The passing of Queen Elizabeth II has sparked a flood of internet reflection and response. However, not all of it was sorrow; some young Africans are now sharing pictures and memories of their ancestors who lived through a difficult time in British colonial history during the Queen’s prolonged rule.

One person said on social media, “I cannot mourn,” and posted a photo of what she claimed was her grandmother’s “movement pass”—a colonial document that restricted Kenyans’ freedom of movement while the country was ruled by the British.

Another person said that, during colonial times, her grandmother “used to tell to us how they were beaten & how their husbands were taken away from them & left to care after their kids.” “May we always remember them. Our heroes, she continued.

The Queen, despite her worldwide popularity, was also viewed as a symbol of oppression in regions of the world where the British Empire formerly ruled.

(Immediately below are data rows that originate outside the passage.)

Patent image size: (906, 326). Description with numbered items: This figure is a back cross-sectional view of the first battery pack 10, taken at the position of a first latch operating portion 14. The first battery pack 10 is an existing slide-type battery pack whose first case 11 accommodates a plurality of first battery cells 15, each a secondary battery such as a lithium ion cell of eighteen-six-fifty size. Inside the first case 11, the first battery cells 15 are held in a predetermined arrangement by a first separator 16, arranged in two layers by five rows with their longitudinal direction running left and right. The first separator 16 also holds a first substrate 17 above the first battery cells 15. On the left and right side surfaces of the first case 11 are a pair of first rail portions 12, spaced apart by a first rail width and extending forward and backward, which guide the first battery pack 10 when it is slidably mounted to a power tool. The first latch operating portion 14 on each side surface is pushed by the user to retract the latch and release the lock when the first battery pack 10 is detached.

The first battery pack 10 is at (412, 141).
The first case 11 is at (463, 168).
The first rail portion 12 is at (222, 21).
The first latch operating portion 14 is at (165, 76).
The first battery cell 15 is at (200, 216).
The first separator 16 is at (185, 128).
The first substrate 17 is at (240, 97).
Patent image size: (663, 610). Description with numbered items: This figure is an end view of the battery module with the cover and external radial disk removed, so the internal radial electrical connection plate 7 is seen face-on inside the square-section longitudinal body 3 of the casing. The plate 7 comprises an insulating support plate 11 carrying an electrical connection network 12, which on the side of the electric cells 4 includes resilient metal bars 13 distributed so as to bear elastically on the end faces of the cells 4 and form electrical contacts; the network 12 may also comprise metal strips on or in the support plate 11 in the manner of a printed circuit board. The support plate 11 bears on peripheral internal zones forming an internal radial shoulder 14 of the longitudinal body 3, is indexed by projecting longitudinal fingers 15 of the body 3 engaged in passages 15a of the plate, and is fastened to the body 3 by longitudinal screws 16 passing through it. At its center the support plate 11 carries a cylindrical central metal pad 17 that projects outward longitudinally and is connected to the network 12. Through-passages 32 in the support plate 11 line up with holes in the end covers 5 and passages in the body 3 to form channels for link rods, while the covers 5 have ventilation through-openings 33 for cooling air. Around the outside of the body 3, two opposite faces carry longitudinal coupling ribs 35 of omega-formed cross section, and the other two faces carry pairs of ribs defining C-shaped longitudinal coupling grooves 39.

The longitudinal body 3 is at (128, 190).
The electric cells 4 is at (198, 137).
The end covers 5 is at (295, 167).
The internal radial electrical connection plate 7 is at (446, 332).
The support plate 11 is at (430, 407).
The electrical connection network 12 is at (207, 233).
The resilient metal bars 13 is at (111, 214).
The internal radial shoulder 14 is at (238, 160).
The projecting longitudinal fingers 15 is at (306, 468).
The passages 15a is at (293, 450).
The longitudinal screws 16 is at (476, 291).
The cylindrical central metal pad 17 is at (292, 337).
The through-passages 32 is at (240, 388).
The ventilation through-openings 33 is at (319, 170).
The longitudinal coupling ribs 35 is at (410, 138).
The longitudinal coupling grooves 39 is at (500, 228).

Their failure to mourn underlines the complexities of her legacy.

Kenya, a British colony since 1895, was designated as such in 1920 and remained so until achieving independence in 1963. The Mau Mau revolt, which started in 1952, the year Queen Elizabeth ascended to the throne, saw some of the worst atrocities committed when the country was governed by the British.

In detention centers where up to 150,000 Kenyans were housed, the colonial authorities at the period engaged in severe acts of torture, including as castration and sexual assault. A British court ultimately granted £19.9 million to over 5,000 elderly Kenyans who filed a claim for compensation in 2011.